Just check out the release/20.11.1 branch instead of masted and also updated docker to the newest version. same issues. also, someone else has the same issue New install fails on Ubuntu 20.04 - kafta errors

What does the “issues”-page say in Sentry?

the issues page is obviously empty, i cant send any events to sentry so how should it be able to get issues?

there is a banner about workers not checking in and another about 1 issue with my config.

Relay i still getting connection refused when trying to connect to kafka

Depends on whats faulty.

Try bringing down sentry and then run:

docker system prune --volumes
docker image prune -a

To get rid of everything related to Sentry.
Then run ./install.sh again

How did you install docker? Did you choose docker in that feature-list while installing Ubuntu?

thread title: Nothing can connect to Kafka
should be quite obvious. kafka is unreachable meaning no events whatsoever can be processed. how should there be anything on my issues page?

i have done that. a lot of times. only difference is that i removed the volumes manually by name (docker volume ls | grep sentry and then pipe those back into docker volume rm)

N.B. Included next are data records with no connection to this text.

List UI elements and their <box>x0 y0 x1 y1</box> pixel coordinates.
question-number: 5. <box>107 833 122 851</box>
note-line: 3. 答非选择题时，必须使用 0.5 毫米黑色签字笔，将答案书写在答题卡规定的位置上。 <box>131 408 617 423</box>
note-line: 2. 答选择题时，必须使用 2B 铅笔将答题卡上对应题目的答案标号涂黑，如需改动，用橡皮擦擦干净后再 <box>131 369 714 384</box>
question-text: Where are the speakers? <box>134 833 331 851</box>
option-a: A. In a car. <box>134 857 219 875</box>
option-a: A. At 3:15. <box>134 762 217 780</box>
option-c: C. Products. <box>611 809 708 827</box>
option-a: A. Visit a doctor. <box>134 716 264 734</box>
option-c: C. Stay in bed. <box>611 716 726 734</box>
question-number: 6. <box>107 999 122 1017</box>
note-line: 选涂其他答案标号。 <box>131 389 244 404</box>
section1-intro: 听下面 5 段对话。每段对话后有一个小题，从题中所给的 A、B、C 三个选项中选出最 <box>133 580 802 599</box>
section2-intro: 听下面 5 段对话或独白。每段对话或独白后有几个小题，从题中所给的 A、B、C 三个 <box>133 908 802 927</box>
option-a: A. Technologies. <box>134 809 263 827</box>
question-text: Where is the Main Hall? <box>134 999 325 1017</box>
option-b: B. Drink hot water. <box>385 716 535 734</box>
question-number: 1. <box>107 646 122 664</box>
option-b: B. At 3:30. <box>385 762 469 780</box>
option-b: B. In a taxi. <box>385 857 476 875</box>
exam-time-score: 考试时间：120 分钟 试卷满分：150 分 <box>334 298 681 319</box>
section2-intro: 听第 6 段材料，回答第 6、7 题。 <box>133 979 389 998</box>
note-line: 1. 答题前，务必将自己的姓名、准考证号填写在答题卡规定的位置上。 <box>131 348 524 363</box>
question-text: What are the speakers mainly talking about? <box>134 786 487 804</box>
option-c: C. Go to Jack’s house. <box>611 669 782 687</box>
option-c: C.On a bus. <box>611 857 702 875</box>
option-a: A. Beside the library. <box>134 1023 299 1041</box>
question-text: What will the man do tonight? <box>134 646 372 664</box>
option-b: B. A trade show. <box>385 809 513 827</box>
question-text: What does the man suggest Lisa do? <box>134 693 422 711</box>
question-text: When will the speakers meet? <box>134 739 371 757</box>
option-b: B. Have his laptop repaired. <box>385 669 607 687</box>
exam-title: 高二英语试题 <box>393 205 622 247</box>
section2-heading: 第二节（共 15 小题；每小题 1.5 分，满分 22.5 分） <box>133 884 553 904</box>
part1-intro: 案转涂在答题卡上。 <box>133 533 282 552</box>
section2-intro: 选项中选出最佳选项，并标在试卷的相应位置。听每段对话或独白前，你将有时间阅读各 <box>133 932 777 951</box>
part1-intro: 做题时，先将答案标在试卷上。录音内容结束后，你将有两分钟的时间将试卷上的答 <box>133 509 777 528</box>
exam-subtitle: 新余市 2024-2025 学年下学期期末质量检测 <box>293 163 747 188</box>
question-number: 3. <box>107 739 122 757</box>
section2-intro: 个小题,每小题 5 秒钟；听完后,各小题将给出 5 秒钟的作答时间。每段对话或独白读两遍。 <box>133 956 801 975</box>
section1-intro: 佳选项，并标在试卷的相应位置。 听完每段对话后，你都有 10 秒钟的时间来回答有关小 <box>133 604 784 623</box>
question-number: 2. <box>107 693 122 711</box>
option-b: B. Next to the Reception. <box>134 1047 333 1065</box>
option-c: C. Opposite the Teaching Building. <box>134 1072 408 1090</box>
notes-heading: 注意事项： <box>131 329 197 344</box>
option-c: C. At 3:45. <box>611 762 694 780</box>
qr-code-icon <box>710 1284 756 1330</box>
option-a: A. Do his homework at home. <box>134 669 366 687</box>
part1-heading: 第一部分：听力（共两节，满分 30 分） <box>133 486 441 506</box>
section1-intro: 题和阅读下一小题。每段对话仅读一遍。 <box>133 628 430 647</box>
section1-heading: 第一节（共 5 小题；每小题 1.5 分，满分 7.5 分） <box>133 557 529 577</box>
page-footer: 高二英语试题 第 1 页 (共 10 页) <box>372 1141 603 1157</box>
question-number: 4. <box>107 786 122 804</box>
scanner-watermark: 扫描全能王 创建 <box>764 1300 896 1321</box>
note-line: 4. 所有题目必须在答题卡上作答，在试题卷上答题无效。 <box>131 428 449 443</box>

i followed this page https://docs.docker.com/engine/install/ubuntu/ which is the official install instructions.

Good luck :slight_smile:

@laundmo - seems like your ZooKeeper instance fails, causing Kafka to fail. The error somewhat seems to be related to this fix: https://github.com/getsentry/onpremise/pull/525/files

I’d try running that line manually after the install, restart the ZK instance and see if it helps. If it doesn’t, I’d try deleting all zookeeper-related volumes. Note that these volumes would have a prefix as they are not “global” docker volumes but scoped to the Sentry on-premise compose project.

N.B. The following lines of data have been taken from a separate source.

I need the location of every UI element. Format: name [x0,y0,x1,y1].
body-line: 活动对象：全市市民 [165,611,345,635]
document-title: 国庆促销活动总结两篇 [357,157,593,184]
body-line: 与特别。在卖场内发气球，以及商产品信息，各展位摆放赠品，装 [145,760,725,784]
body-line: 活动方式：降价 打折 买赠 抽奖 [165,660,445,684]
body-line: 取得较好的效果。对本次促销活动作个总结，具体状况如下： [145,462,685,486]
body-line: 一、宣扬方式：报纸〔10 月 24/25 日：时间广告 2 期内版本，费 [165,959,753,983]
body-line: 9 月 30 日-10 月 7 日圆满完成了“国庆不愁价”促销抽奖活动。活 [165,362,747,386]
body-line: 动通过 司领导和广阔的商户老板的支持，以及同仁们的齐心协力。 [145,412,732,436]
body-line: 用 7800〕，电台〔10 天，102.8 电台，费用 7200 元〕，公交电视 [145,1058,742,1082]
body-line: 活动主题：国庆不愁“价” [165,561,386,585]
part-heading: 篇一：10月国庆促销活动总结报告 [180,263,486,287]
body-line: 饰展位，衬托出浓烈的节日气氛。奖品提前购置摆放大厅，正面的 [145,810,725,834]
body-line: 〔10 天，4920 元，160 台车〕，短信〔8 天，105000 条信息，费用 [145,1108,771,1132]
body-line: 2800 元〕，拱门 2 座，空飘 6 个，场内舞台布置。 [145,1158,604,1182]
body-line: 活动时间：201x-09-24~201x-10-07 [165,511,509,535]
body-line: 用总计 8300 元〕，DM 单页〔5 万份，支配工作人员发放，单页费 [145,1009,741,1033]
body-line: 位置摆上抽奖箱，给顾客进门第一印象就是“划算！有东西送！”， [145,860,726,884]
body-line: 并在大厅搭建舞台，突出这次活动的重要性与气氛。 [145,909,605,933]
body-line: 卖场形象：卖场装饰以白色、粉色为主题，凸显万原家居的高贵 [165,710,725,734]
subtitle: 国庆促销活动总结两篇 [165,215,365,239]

I see that you’ve done this but I cannot really understand why ZK wouldn’t stay up.

It seems its not zookeeper or kafka, both stay up just fine.

latest zookeeper logs: https://pastebin.com/YaSkCZq8
latest kafka logs: https://pastebin.com/C9Tga5UM

at this point i have given up on getting it to work. it seems something is just deeply broken and i dont have the time or motivation to spend days on this. Im going to try if there are any updates/changes but other than that im done. disappointing.

I understand the frustration and disappointment and am sorry about the experience. All I can guess is something being broken at Docker or Network layer as there’s nothing special we are doing to connect to kafka and these all work in 2 different CI systems.

Hope we get to the bottom of this.

The weird thing is that so many other services run just fine with no network issues whatsoever. I run multiple databases, 2 instances of RabbitMQ, and at least 20 different other webservices on the same server just fine.

@laundmo I’m not denying there might be things we can do to improve the situation. Just saying we just don’t know yet and for all we know, both of our CI flows seem to be able to install sentry and get a test event through. So I’m guessing there’s at least some part related to your specific setup (maybe it is about Ubuntu 20.04, or the Docker version, or something else).

We will be trying these out soon but any indicators or direct help you can provide would also help others who might be experiencing similar issues.

This topic was automatically closed 90 days after the last reply. New replies are no longer allowed.